Deux ans après la fin de la transition politique au Gabon, le portrait officiel du Président de la transition continue d’être largement exposé dans plusieurs administrations publiques et structures privées du pays. Dans de nombreux hôpitaux, administrations, établissements scolaires ou encore certaines entreprises, l’ancienne photo officielle de Brice Clotaire Oligui Nguema demeure visible, malgré l’entrée du pays dans la Cinquième République.
Pourtant, depuis son élection à la magistrature suprême le 12 avril 2025, une nouvelle photo officielle du chef de l’État a été mise en circulation afin de symboliser une nouvelle étape institutionnelle pour le Gabon.
La différence entre les deux portraits officiels ne se limite pas uniquement à l’image. Sur la photo datant de la transition, Brice Clotaire Oligui Nguema apparaît avec le titre de « Président de la Transition, Président de la République, Chef de l’État ». En revanche, sur le portrait officiel de la Cinquième République, il porte désormais les titres de « Président de la République, Chef de l’État, Chef du Gouvernement », conformément à l’organisation institutionnelle actuelle.

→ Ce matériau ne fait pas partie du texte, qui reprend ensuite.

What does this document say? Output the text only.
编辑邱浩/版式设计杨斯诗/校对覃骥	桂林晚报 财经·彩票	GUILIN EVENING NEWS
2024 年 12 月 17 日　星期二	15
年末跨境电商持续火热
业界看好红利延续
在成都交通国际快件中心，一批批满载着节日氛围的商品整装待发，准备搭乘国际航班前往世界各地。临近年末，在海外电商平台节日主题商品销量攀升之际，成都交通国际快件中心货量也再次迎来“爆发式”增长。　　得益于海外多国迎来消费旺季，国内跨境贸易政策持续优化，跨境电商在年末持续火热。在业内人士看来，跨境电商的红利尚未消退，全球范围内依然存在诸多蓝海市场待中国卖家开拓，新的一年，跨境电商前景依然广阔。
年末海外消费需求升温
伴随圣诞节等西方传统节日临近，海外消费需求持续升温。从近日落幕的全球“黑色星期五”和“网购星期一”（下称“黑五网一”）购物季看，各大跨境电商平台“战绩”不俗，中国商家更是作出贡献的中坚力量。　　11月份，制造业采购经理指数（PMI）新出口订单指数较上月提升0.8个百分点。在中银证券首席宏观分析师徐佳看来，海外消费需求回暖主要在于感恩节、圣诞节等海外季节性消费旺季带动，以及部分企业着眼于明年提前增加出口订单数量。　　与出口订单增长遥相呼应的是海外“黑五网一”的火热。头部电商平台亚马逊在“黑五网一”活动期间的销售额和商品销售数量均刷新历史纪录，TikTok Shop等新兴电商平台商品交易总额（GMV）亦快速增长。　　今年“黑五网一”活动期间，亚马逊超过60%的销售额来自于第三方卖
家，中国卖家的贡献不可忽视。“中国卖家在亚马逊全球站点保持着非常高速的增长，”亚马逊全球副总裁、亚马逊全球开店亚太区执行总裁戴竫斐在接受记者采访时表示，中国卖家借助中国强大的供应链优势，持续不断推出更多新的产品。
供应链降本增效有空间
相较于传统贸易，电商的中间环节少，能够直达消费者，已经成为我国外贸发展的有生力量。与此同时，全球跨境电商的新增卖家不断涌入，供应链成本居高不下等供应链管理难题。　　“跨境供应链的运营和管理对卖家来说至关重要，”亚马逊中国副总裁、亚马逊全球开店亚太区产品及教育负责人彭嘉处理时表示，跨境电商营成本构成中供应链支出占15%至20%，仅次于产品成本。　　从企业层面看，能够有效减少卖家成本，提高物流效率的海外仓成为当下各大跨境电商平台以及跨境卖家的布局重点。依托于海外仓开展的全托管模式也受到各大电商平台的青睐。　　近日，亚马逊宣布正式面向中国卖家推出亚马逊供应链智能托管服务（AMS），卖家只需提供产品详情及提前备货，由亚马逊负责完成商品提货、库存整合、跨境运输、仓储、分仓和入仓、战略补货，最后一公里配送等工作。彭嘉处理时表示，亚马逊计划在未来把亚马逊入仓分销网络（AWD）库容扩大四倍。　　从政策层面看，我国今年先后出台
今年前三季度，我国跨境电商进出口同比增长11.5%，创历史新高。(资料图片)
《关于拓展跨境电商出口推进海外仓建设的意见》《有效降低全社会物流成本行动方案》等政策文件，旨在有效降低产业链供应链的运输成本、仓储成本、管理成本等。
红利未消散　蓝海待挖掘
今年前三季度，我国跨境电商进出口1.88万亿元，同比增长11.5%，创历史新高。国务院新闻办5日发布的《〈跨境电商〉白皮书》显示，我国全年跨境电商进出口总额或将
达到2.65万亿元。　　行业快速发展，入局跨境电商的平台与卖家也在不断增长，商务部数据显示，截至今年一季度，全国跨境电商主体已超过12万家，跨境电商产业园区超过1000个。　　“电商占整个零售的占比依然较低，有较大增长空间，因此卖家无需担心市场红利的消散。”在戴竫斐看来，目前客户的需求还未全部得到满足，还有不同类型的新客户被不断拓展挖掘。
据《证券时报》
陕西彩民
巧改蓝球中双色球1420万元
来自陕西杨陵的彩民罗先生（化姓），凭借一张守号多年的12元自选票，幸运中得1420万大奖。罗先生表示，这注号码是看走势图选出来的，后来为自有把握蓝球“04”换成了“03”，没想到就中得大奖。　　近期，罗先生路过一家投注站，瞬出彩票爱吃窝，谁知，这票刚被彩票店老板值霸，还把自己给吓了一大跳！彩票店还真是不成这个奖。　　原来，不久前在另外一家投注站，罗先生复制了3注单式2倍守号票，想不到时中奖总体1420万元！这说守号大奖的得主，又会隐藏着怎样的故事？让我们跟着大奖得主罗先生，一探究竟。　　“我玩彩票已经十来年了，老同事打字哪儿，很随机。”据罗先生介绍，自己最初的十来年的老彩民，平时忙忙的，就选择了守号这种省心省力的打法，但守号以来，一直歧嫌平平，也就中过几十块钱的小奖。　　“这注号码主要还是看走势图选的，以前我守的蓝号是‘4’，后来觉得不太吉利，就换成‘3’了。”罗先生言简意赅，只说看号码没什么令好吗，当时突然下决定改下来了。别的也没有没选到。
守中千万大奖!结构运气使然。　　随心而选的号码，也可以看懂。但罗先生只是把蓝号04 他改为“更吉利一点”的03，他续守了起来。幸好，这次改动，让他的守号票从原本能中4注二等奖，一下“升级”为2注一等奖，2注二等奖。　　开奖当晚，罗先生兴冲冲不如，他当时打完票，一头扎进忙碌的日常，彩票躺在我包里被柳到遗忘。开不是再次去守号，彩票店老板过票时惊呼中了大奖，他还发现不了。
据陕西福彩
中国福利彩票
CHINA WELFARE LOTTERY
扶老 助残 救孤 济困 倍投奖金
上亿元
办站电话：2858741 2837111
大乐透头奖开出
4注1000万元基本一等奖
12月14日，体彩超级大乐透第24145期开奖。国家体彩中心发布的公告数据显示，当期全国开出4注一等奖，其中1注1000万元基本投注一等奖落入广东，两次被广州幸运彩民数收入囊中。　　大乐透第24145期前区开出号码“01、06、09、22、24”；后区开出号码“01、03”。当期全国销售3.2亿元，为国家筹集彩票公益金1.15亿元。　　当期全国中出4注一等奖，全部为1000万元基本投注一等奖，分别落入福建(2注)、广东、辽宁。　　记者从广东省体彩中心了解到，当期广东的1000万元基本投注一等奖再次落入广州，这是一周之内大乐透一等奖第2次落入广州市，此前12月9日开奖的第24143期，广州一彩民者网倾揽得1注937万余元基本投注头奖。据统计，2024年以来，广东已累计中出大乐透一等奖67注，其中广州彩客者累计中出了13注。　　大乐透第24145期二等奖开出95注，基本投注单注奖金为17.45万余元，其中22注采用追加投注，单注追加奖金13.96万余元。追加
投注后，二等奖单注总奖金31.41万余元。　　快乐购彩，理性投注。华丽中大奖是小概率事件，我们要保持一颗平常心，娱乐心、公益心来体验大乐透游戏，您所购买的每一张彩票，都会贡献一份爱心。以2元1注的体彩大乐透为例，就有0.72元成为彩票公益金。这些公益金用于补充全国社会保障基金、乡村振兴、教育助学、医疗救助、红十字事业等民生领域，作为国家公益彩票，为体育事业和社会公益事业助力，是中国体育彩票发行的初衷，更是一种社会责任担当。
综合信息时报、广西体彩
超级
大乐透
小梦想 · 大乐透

Le constat effectué dans plusieurs structures publiques montre cependant que l’ancien portrait reste dominant sur le terrain. Dans certains hôpitaux, bureaux administratifs et parfois même des écoles, les usagers continuent d’apercevoir l’image officielle liée à la période transitoire.
Pour de nombreux citoyens, cette situation serait davantage liée à un retard dans le renouvellement des supports officiels qu’à une volonté politique. Entre contraintes administratives, lenteur logistique ou absence d’instructions claires dans certaines structures, plusieurs établissements n’auraient pas encore procédé au remplacement des anciennes affiches.

Néanmoins, pour une partie de l’opinion, le portrait officiel du chef de l’État dans les lieux publics représente un symbole important de la continuité républicaine et du fonctionnement des institutions. La présence persistante de l’image de la transition soulève ainsi des interrogations sur la nécessité d’harmoniser la communication visuelle de l’État afin qu’elle corresponde pleinement à la nouvelle configuration institutionnelle du pays.
Au-delà d’un simple changement de photo, certains observateurs estiment qu’il s’agit aussi d’un marqueur symbolique du passage définitif de la transition à la Cinquième République.